Los brazos y la espalda le dolían, después de muchos otros viajes al pozo, por fin aquellos dos grandes cubos de agua serían los últimos.
Apenas había dejado de ser una niña, y aunque grácil y bonita, el duro trabajo en el castillo le había fortalecido cada uno de sus músculos.
Al pasar por el gran patio de la entrada al castillo vio un destartalado carromato lleno hasta rebosar de toda clase de mercancía; cacerolas, sartenes y utensilios de cocina, aperos para el campo, vestidos, e incluso espadas y algunas piezas de armadura, todo ello ordenado de forma que ocupase el mínimo espacio posible.
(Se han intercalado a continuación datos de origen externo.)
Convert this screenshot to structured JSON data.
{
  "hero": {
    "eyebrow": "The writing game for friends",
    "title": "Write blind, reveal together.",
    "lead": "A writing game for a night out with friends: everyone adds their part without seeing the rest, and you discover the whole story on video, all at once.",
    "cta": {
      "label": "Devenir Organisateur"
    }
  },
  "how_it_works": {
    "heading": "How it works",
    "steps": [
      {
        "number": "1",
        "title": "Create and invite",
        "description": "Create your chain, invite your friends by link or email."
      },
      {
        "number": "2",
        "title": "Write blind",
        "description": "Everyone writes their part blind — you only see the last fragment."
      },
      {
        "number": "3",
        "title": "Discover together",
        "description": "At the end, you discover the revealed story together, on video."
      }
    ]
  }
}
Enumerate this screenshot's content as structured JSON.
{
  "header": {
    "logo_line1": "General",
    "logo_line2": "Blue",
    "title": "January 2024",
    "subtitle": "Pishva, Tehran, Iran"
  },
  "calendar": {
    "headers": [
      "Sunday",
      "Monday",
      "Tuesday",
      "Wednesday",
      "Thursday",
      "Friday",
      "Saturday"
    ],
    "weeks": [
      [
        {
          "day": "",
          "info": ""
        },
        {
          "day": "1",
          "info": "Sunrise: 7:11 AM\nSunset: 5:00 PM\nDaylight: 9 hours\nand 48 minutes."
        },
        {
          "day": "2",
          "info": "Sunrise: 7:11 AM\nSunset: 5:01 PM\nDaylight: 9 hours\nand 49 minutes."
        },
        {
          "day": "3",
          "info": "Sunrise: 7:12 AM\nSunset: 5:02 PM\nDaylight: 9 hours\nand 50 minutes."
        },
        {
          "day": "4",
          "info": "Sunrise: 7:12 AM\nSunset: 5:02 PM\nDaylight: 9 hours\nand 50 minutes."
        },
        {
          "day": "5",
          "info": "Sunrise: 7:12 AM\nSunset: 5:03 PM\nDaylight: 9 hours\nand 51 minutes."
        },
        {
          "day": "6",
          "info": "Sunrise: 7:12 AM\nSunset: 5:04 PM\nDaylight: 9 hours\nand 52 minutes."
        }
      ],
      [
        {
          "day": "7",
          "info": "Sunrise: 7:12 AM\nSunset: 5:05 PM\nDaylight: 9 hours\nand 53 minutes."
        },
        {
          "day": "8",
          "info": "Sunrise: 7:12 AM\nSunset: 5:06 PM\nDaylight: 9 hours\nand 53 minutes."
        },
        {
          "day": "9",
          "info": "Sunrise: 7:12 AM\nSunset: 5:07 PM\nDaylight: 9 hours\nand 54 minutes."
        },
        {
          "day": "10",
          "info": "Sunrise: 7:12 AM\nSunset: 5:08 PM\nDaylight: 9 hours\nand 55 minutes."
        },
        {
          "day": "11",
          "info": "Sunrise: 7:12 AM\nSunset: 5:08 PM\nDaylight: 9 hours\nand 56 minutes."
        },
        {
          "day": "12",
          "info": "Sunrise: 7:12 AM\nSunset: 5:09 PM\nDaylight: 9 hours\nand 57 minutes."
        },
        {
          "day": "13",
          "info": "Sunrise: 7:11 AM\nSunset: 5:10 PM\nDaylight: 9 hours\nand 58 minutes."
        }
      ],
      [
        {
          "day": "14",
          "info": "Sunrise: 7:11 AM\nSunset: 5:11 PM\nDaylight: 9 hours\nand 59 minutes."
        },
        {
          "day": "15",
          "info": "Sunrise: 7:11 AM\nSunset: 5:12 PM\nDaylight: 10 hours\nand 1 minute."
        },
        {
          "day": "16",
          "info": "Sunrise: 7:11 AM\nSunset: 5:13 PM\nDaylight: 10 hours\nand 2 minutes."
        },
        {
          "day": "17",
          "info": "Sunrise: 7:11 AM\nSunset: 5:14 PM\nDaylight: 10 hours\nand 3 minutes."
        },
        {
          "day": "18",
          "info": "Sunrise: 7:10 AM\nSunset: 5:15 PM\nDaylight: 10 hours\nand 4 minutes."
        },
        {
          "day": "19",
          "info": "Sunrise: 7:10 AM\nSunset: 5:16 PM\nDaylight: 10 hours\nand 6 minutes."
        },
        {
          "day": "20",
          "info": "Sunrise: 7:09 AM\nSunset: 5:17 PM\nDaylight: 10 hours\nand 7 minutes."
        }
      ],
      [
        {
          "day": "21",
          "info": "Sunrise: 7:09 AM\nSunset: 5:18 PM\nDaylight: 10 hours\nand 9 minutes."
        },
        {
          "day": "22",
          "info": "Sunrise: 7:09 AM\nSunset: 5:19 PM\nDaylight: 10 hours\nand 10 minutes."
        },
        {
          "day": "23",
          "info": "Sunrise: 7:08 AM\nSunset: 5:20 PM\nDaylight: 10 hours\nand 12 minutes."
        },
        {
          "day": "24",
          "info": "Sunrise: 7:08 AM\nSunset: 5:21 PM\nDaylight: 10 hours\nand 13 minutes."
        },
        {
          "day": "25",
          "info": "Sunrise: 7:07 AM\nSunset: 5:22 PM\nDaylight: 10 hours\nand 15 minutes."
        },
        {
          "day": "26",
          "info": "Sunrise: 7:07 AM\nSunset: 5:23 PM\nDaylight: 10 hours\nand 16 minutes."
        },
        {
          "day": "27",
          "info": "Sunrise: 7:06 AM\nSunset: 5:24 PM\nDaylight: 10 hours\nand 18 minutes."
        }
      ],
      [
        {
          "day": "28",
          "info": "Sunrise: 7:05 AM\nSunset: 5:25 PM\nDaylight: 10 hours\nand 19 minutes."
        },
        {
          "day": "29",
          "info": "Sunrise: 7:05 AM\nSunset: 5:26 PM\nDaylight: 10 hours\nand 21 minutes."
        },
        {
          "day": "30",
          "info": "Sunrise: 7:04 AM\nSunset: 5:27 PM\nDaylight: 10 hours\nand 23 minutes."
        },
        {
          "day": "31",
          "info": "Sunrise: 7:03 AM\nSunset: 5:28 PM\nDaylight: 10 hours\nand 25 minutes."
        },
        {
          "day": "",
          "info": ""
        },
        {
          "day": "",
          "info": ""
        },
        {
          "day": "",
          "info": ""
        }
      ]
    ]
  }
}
El pobre pollino que estaba sujeto al carro, viejo y flaco, no parecía ser capaz de tirar de semejante peso.
Se sorprendió al ver al mismísimo vizconde hablando con el que debía de ser el dueño del carro, un buhonero de aspecto extraño.
Alto, de facciones angulosas, pelo abundante y negro como el azabache. Su estatura ya de por sí era considerable, más su extrema delgadez la acentuaba dándole un aspecto cercano al de un gigante.
Aunque la distancia que lo separaba de la joven era bastante grande, ella pudo distinguir perfectamente el color de sus ojos. En ese momento las miradas de ambos se cruzaron, aquellos ojos negros parecían capaces de penetrarla. Capaces, no solo de despojarla de las ropas, también de desnudarla incluso de las carnes hasta llegar a lo más profundo de su alma. En el rostro del comerciante se dibujó una inquietante sonrisa.
La joven sintió un escalofrío que le recorrió la columna vertebral y a punto estuvo de derramar los cubos de agua al perder por un momento el equilibrio. Por suerte consiguió mantenerse en pie. El tener que hacer otro viaje al pozo, ahora que estaba tan cerca de su destino, habría sido una faena.
Por fin llegó a los establos y volcó los dos cubos dentro del abrevadero. En ese momento apareció corriendo Curithir, el mozo de cuadras.
Ambos se conocían desde pequeños y siempre los había unido una gran amistad, aunque en los últimos meses esa amistad se había convertido en un sentimiento más profundo. Se detuvo delante de ella jadeante y con palabras entrecortadas la puso al corriente de las terribles noticias.
—¡La peste, la peste…!
Los ojos de la muchacha se abrieron como platos al escuchar aquella palabra. Curithir continúo hablando al tiempo que intentaba restablecer la respiración.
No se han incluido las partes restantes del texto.